Ce prix est l’occasion de redécouvrir un photographe de grand talent, à la fois reporter et poète visuel. Il a la réputation justifiée d’être très secret, mais le petit livre « Marc Riboud, Paroles d’un taciturne » révèle sa personnalité à l’occasion d’entretiens avec Bertrand Eveno. Celui-ci connait bien Marc Riboud, et ce livre passionnant est une conversation amicale, l’auteur posant les questions que vous aimeriez poser si le photographe était à côté de vous lors d’une soirée au coin du feu.

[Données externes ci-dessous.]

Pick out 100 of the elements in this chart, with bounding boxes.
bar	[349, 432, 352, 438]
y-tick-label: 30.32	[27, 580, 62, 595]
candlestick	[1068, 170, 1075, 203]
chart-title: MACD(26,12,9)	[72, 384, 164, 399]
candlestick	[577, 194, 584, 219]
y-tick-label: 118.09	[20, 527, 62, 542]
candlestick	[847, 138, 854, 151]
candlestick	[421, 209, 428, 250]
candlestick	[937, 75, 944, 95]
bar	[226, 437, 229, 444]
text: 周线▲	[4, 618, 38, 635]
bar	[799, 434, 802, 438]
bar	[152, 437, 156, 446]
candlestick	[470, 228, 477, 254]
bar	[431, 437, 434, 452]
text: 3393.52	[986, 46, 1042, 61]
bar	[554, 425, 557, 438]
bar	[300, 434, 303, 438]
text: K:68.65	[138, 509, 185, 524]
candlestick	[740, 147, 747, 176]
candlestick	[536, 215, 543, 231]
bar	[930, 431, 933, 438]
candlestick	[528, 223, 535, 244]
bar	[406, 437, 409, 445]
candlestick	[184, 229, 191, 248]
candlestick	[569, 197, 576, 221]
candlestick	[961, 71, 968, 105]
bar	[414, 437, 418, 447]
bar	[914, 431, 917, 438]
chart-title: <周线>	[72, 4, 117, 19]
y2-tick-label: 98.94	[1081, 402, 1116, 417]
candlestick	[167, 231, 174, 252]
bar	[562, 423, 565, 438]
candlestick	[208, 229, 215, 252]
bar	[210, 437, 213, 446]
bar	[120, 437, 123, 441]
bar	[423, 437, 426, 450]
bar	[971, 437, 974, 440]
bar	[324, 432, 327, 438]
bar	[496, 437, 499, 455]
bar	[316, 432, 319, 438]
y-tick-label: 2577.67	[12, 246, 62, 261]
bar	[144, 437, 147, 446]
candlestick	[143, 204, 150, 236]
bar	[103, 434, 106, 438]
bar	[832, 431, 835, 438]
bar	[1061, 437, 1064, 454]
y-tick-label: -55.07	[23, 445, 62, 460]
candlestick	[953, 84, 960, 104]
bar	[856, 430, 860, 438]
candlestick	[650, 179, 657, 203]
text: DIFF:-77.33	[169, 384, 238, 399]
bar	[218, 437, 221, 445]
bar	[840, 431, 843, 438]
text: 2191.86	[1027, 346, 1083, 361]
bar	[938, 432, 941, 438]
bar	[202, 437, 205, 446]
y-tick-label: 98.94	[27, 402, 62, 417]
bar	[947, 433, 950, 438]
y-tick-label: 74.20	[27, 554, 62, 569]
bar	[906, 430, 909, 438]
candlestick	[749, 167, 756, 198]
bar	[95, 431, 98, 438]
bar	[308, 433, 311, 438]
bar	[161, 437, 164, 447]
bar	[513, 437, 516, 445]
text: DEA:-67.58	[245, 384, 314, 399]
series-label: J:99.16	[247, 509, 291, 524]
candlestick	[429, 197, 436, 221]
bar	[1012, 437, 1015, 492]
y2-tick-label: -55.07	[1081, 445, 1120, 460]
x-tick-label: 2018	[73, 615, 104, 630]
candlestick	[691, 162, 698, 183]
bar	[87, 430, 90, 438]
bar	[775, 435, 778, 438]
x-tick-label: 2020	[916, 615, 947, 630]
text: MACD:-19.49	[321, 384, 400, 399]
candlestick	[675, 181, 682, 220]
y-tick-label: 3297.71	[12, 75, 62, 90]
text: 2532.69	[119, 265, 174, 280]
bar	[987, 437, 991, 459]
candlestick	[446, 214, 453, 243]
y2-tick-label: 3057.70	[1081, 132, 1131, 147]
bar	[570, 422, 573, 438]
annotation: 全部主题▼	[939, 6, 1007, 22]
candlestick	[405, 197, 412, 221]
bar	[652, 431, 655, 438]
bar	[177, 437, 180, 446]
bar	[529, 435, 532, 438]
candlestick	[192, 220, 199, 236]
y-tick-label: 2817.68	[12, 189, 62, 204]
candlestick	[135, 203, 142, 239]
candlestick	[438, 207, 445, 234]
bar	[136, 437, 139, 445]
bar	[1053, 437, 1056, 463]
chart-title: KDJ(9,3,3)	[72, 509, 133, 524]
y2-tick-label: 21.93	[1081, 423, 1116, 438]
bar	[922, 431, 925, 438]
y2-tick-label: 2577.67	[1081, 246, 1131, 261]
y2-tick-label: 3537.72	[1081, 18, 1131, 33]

Robert Delpire, l’éditeur, présente le livre :

Vous avez dit taciturne ?

Mais alors, dit le lecteur, voilà qui est paradoxal.
Ce monsieur Riboud qui se raconte ici, qui parle de son enfance et de sa famille, de ses reportages, de sa visite à Ho Chi Minh, de ses photographies célèbres, de la jeune Américaine qui offre une fleur aux soldats, du peintre de la tour Eiffel, parmi tant dʼautres…
Tout ce quʼil dit ici, qui mʼa passionné, et vous le trouvez avare de paroles ?
Mais, monsieur le lecteur, cʼest que vous ne savez pas à quel point Marc Riboud est volubile en images, que lʼimage est sa vie, que ce bonheur de lʼoeil dont il parle si bien, cette nécessité quʼil a de fixer ce quʼil voit, la guerre dʼAlgérie, cette Chine quʼil adore, ces paysages du Huang Shang et du Rajasthan, tous ces pays quʼil a parcourus, lʼIran, lʼInde, lʼAfrique, cette œuvre, cʼest lui-même, un des grands imagiers de son temps.

La chance que nous avons eue cʼest de le faire parler avec Bertrand Eveno, qui connaît aussi bien lʼhomme que le médium. Leur amitié et leurs souvenirs croisés vous révèlent cet autre aspect dʼune si riche nature et dʼun talent si rare.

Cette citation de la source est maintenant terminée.